1) Balance del Banco Central y el Balance Consolidado de Bancos y Cajas de Ahorro

a) Circulación monetaria: Este concepto surge del Pasivo del Balance del Banco Central y permite:

i) verificar el volumen actual de moneda existente

ii) analizar su distribución

iii) comparar la monetización interperiodica.

A fin de considerar lo indicado en el inciso ii) se considera el Balance Consolidado del Banco y Caja de Ahorros, en cuyo Activo se consigna el total de disponibilidades en caja de estas entidades,

y por diferencia con el saldo de Circulación Monetaria total se determina la Circulación Monetaria de particulares.

El análisis relacionado de este indicador permite verificar la existencia real de dinero en circulación.

b) Base monetaria: También denominado “Pasivo Monetario del Banco Central” o “Creación primaria Neta”.

Su valor se obtiene mediante la suma de los saldos de las cuentas “Circulación monetaria” y “Depósitos del Pasivo del Balance del Banco Central. Su importancia se debe a que las variables que la forman pueden efectuarse mediante la política de efectivos mínimos y por lo tanto incide en el volumen de medios de pago del sistema monetario. El análisis relacionado de la Base Monetaria permite evaluar la evolución real de la oferta monetaria.

2)“Sistema Monetario”

Este estado es elaborado por el Banco Central en función de los indicados en 

1). Su estructura consta de dos partes:

a) “Origen de los medios de pago” se conforma mediante el agregado de los rubros del Activo de los balances aludidos, eliminando las cuentas de relación entre ambos entes y las otras cuentas del activo.

b) “Distribución de los medios de pago” se conforma por la agregación de los rubros del Pasivo de los balances aludidos, eliminando las cuentas de relación entre ambos entes y las otras cuentas del Pasivo.

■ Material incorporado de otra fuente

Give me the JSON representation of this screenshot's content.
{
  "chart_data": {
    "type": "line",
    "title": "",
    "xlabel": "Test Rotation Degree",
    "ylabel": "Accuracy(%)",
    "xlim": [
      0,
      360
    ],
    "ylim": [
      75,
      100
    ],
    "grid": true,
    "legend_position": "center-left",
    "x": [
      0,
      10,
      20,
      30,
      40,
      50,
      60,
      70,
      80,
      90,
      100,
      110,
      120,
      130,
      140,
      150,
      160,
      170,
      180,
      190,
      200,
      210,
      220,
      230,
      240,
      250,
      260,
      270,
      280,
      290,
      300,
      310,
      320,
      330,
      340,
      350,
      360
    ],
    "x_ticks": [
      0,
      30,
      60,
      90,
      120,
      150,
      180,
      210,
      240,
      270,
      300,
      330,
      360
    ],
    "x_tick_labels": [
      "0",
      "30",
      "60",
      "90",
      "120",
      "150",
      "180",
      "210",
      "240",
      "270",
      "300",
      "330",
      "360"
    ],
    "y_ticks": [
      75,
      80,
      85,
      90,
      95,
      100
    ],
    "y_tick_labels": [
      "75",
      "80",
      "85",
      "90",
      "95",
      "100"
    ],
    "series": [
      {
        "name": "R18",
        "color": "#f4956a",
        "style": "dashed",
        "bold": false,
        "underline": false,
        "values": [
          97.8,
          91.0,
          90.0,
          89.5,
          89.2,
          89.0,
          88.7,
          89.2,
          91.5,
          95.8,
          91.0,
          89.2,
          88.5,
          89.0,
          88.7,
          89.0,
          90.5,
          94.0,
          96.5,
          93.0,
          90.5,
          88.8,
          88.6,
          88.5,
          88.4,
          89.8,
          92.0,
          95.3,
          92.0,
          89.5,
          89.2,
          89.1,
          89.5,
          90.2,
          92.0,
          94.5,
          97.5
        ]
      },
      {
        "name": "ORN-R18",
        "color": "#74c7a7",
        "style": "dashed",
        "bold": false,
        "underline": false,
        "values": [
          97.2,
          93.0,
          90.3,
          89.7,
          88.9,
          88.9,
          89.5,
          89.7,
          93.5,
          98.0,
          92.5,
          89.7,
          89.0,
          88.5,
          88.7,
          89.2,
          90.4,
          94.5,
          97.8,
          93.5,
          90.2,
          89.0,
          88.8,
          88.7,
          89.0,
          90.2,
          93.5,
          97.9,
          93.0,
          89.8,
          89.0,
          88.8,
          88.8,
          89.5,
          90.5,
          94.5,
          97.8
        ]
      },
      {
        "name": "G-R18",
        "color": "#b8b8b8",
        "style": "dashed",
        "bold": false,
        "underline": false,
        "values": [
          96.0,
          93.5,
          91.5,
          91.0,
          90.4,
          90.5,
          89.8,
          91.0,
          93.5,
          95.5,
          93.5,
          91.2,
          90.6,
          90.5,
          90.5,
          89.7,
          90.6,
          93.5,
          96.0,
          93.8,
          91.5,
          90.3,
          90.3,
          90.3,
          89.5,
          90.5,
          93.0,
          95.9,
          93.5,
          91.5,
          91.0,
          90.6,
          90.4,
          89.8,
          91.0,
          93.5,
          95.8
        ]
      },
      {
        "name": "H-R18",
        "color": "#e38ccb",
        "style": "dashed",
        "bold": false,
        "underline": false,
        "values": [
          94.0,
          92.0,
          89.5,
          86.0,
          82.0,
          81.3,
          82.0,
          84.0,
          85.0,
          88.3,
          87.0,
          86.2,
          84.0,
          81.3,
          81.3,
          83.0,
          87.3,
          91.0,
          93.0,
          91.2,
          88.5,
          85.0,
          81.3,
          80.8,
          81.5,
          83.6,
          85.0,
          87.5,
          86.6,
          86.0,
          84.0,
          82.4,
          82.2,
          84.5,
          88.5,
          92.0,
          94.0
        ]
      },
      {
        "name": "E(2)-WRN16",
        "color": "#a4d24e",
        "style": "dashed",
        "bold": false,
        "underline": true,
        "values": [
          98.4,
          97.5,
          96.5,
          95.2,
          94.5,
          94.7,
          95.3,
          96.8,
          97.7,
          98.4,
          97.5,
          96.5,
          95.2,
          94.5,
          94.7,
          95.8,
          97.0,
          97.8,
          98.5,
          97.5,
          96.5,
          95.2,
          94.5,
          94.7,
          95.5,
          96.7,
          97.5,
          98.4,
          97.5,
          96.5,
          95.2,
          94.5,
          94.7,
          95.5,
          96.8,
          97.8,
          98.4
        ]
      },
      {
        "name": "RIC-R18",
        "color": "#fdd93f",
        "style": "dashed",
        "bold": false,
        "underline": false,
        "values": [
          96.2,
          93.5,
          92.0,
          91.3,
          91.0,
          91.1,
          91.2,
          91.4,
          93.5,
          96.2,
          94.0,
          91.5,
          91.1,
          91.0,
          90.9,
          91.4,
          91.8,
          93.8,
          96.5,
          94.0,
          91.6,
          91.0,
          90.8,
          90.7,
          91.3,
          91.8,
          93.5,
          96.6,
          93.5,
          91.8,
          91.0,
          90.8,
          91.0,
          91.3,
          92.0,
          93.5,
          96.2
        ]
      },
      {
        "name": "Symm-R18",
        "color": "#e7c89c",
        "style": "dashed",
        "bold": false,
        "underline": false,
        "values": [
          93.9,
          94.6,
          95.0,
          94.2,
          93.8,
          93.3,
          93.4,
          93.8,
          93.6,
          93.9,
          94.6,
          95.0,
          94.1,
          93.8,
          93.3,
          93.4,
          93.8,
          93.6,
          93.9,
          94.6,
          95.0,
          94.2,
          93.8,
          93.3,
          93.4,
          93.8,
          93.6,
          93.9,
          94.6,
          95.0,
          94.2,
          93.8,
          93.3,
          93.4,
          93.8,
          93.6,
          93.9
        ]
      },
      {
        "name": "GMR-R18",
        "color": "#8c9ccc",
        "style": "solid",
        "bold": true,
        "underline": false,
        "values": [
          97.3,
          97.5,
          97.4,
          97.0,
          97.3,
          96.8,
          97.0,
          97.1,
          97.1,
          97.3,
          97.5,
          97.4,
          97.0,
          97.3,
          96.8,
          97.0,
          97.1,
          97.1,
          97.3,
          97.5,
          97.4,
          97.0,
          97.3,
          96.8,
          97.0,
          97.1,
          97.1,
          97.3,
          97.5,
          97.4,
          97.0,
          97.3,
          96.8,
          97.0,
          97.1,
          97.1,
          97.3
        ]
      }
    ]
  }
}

Mediante el análisis de la parte indicada como b) se obtienen los indicadores. El análisis comparativo de este estado permite analizar el comportamiento en el tiempo de los distintos factores que lo componen.

3) “Principales Activos del Sector Privado”

Este cuadro es complementario del de “Sistema monetario” (Fig. 1) y de él se obtienen los indicadores de los activos del sector privado. Los indicadores señalados suelen deflacionar para analizar su evolución en términos reales. Creación bruta de medios de pago.

Destino

Los créditos bancarios siempre tienen un destino de aplicación por parte del prestatario, que éste generalmente anuncia en su respectiva solicitud de crédito, pero el mismo puede ser totalmente general, como, por ejemplo, crédito para evolución, para refuerzo modificación de la estructura financiera, para cancelación de pasivos de otro origen u otros destinos identificables sólo genéricamente. En cambio, la referencia que aquí se hace en cuanto a cláusulas específicas de los mutuos bancarios, es al establecimiento de una obligación por parte del prestatario de invertir los fondos provenientes del crédito de una forma claramente determinada, de modo tal que los recursos originados propiamente no puedan dirigirse de ninguna forma a destinos no contemplados en su resolución de origen. Estas son cláusulas muy comunes e importantes en los créditos de largo plazo dirigidos al financiamiento de inversiones fijas, por ejemplo, compras de equipo o construcción de edificios. A raíz de las exigencias en este sentido, cuando se trata de operaciones basadas en casos del ejemplo dado en último término, se recurre a graduar las liquidaciones del crédito según el avance de las obras y solo se efectivizan cuando el representante de la institución crediticia, “certifica el cumplimiento de la misma”.